PS 14-80 - Linking evolution and ecosystem processes: Testing for rapid evolution in dominant grasses in response to grazing

Tuesday, August 9, 2016
ESA Exhibit Hall, Ft Lauderdale Convention Center
Loretta Johnson1, Mathew Galliart2, Jacob Alsdurf2, Sara G. Baer3, Brian R. Maricle4 and David C. Hartnett2, (1)Biology, Kansas State University, Manhattan, KS, (2)Division of Biology, Kansas State University, Manhattan, KS, (3)Plant Biology and Center for Ecology, Southern Illinois University Carbondale, Carbondale, IL, (4)Department of Biological Sciences, Fort Hays State University, Hays, KS

Ecosystem processes in grasslands are largely determined by dominant species’ response to ecological drivers. In the Great Plains, large grazers selectively feed on dominant grasses to affect grassland structure and functioning. However, the degree to which grazing acts as a selective force on genetic variation in grasses, the role of grazers in evolutionary change in plant species, and consequences for ecosystem processes is unknown. Thus, our overall goal is to test whether grazing alters the genetic structure of foundation grass species and results in genetically-based variation in functional traits that cascades to affect ecosystem processes. We investigated whether grazing alters the genetic structure, genetic diversity, and functional traits of a foundation grass species in tallgrass prairie using 30 year old grazing exclosures. We hypothesize that grazing, known to alter local abiotic and biotic environmental conditions, is a selection pressure that changes genotypic frequencies and functional traits with consequences for ecosystem processes. This knowledge will deepen our conceptual understanding of linkages between evolutionary and ecosystem processes, and how evolutionary trajectories may influence ecosystem responses to environmental change. 
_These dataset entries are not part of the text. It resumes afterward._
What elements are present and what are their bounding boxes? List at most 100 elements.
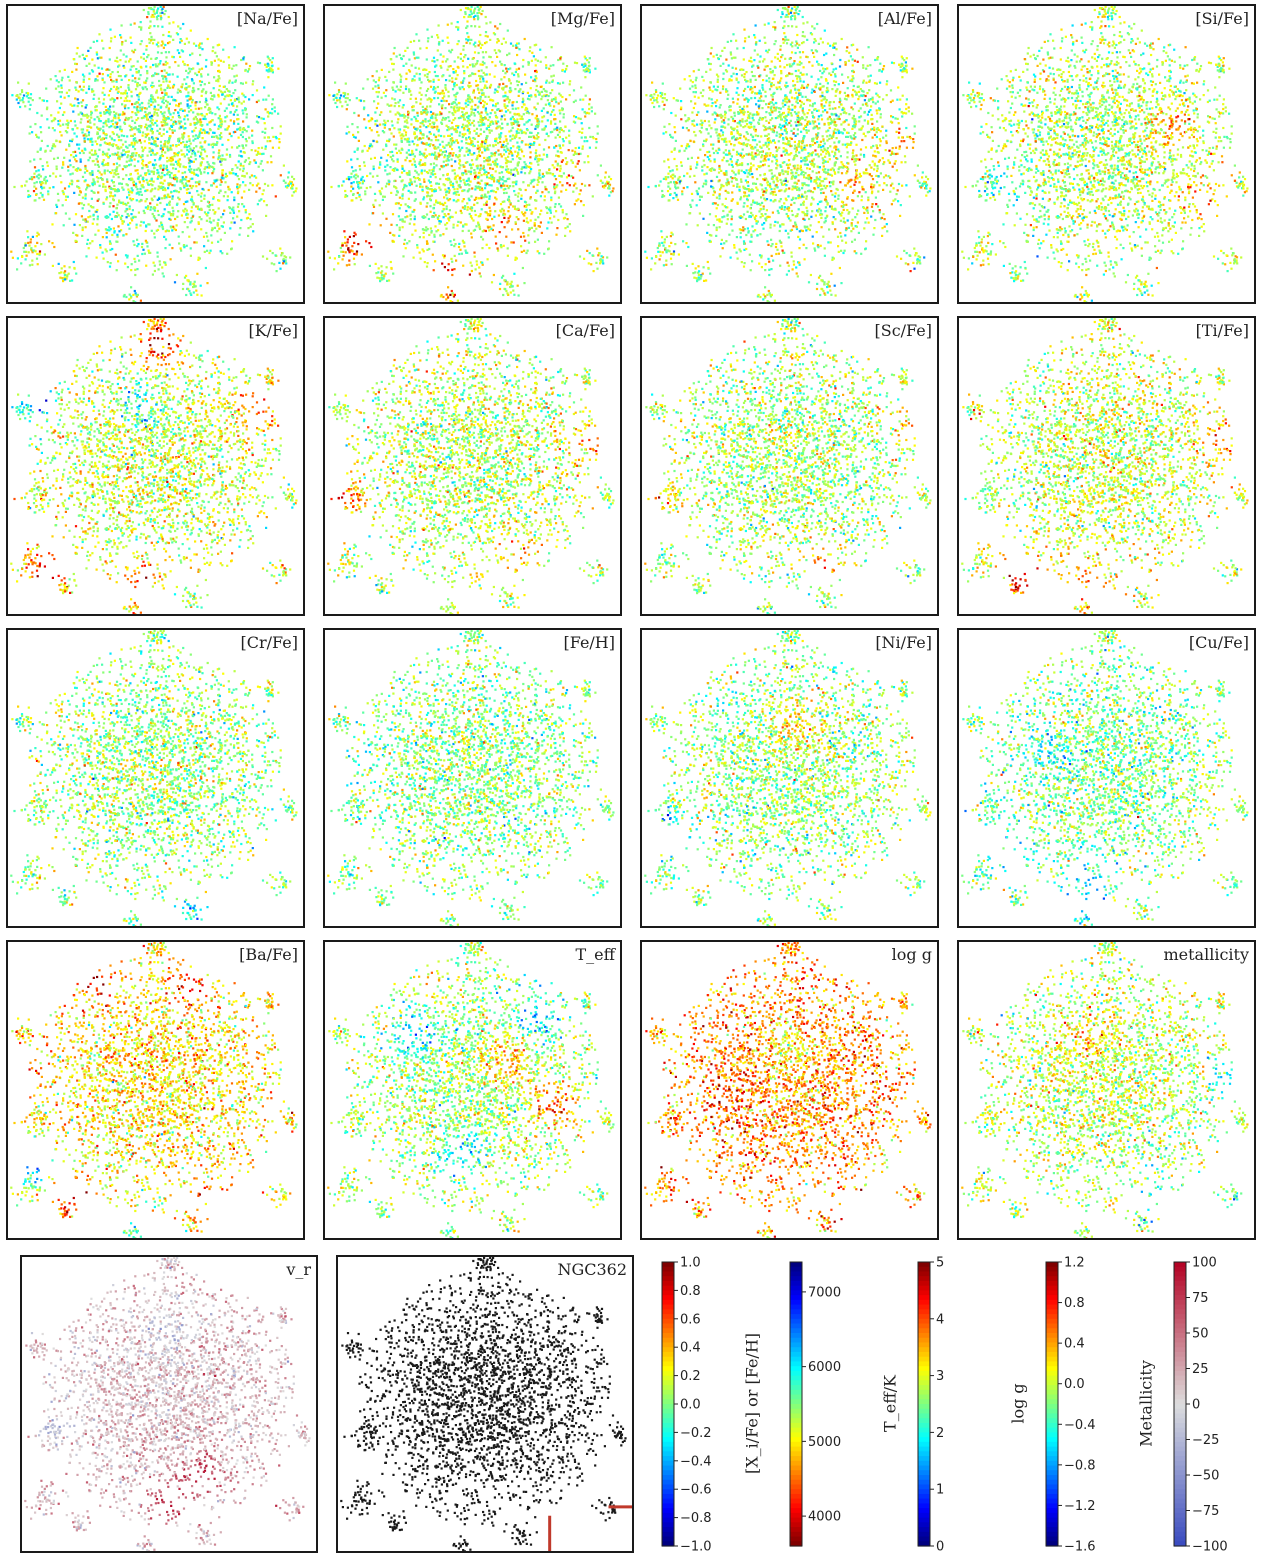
data-point [244, 68, 247, 72]
data-point [145, 264, 148, 267]
data-point [432, 153, 436, 156]
data-point [581, 108, 584, 111]
data-point [99, 176, 103, 180]
data-point [492, 178, 496, 181]
data-point [128, 88, 131, 91]
data-point [145, 241, 148, 244]
data-point [115, 215, 118, 218]
data-point [385, 217, 388, 220]
data-point [556, 162, 559, 165]
data-point [134, 154, 137, 157]
data-point [468, 273, 471, 276]
data-point [119, 34, 122, 37]
data-point [557, 196, 560, 199]
data-point [41, 165, 44, 168]
data-point [440, 121, 443, 124]
data-point [169, 214, 173, 217]
data-point [195, 205, 198, 208]
data-point [218, 227, 221, 230]
data-point [135, 139, 138, 142]
data-point [260, 117, 263, 120]
data-point [165, 203, 169, 206]
data-point [477, 121, 480, 124]
data-point [137, 243, 140, 246]
data-point [448, 209, 451, 212]
data-point [378, 166, 381, 169]
data-point [432, 78, 435, 81]
data-point [455, 200, 458, 203]
data-point [170, 118, 173, 122]
data-point [381, 198, 384, 201]
data-point [71, 279, 74, 282]
data-point [92, 179, 95, 182]
data-point [462, 107, 465, 110]
data-point [150, 15, 153, 18]
data-point [268, 68, 271, 71]
data-point [149, 190, 152, 193]
data-point [131, 119, 134, 122]
data-point [182, 203, 186, 206]
data-point [376, 130, 379, 134]
data-point [558, 131, 561, 134]
data-point [130, 187, 133, 190]
data-point [394, 90, 397, 93]
data-point [160, 51, 163, 55]
data-point [500, 184, 503, 187]
data-point [164, 141, 167, 144]
data-point [216, 78, 219, 81]
data-point [27, 241, 30, 244]
data-point [183, 115, 186, 118]
data-point [111, 131, 114, 134]
data-point [494, 88, 497, 91]
data-point [279, 247, 282, 250]
data-point [549, 92, 552, 95]
data-point [97, 117, 101, 120]
data-point [560, 151, 563, 154]
data-point [524, 163, 527, 166]
data-point [457, 28, 460, 31]
data-point [458, 158, 461, 161]
data-point [236, 105, 239, 108]
data-point [265, 65, 268, 68]
data-point [547, 135, 550, 138]
data-point [116, 211, 119, 214]
data-point [162, 77, 165, 80]
data-point [252, 230, 255, 233]
data-point [87, 247, 90, 250]
data-point [40, 183, 43, 186]
data-point [441, 97, 444, 100]
data-point [54, 87, 58, 90]
data-point [161, 225, 164, 228]
data-point [468, 131, 471, 134]
data-point [493, 91, 496, 94]
data-point [372, 139, 375, 143]
data-point [189, 160, 192, 163]
data-point [46, 144, 49, 148]
data-point [97, 177, 100, 180]
data-point [63, 68, 66, 71]
data-point [231, 67, 234, 70]
data-point [183, 171, 187, 174]
data-point [149, 97, 153, 100]
data-point [470, 98, 473, 101]
data-point [255, 100, 258, 104]
data-point [242, 169, 245, 173]
data-point [161, 227, 165, 231]
data-point [197, 167, 200, 170]
data-point [118, 157, 121, 160]
data-point [230, 247, 233, 250]
data-point [115, 207, 118, 210]
data-point [37, 177, 40, 180]
data-point [411, 79, 414, 82]
data-point [451, 112, 454, 115]
data-point [271, 252, 274, 255]
data-point [437, 152, 440, 155]
data-point [29, 103, 32, 106]
data-point [488, 197, 491, 200]
data-point [421, 142, 424, 145]
data-point [37, 169, 40, 172]
data-point [227, 89, 230, 92]
data-point [473, 228, 477, 231]
data-point [430, 35, 433, 38]
data-point [440, 99, 443, 102]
 We collected leaf samples from 43 Andropogon gerardii plants on 4 transects from each of side-by-side grazed (n=43; grazed for 30+ y) and ungrazed watersheds (n=43; ungrazed for 30 y) at the Konza Prairie LTER site, where the only variable differing is grazing history. We used Illumina Hi-Seq and identified ~12,000 single nucleotide polymorphisms (SNPs) mutations in the DNA. We found that genetic variation differed between grazed and ungrazed grassland. STRUCTURE analyses identified 3 genetic clusters within grazed and ungrazed watersheds. However, the relative proportion of each genetic cluster differed, with grazed areas containing a balanced mix of genetic clusters, and ungrazed areas had primarily only one. Genetic outlier analysis identified ~15 outlier SNPs showing a signature of divergent selection. Furthermore, out of 12,000 SNPs identified, ~500 private alleles were found in the grazed grassland with approximately 20 found at frequency of about 25%, in comparison to their virtual absence in the ungrazed grassland. These data suggest that evolutionary change and genetic differentiation is occurring in response to a key ecological driver. These studies will reveal evolutionary responses to an ecological driver and if there is selection for genotypes and phenotypes on contemporary timescales.